The study used quantitative and qualitative methods in a complementary fashion to produce a more complete understanding of older adults’ attitudes toward using a patient portal as a health care engagement tool within the context of health literacy, previous experience with patient portal, and accessing Web-based information. Only a minority of older adults believe that the security risks or trouble learning something new is not worth it; most of the older adults are interested in using a patient portal regardless of health literacy level, previous patient portal adoption, or experience navigating health information on the Web. Health care organizations should consider the following strategies to align people, process, and technology in order to meet the needs of the older adults they serve: (1) create a patient portal adoption campaign tailored to the needs of older adult so that the benefits are communicated in a contextually relevant way, (2) offer task-specific training so they feel they have the support they need to confidently use the functionality, (3) specifically target informal caregiver proxy users as part of the adoption campaign and training, and (4) explore alternative workflows that give patients access to personnel with the skills to review and respond to questions over the phone about personal health information within the portal, as well as change, up-date, validate missing or inaccurate information, and triage more serious issues when appropriate.
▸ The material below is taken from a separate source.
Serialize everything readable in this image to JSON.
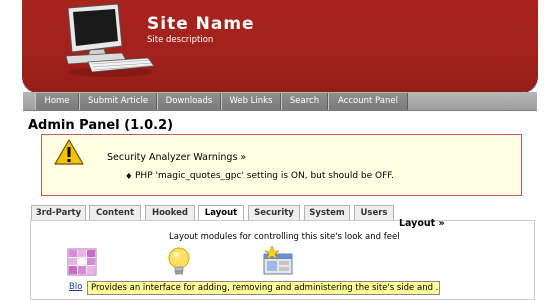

Such organizational strategies would transform the patient portal from a repository of information with a secure message function to a tool designed to support engagement, information sharing, and enhanced communication between care teams, patients, and informal caregivers.
Funding for this study was granted by the Aging Institute of University of Pittsburgh Medical Center (UPMC), Pittsburgh. No review or approval of this manuscript for publication was required.
Conflicts of Interest: None declared.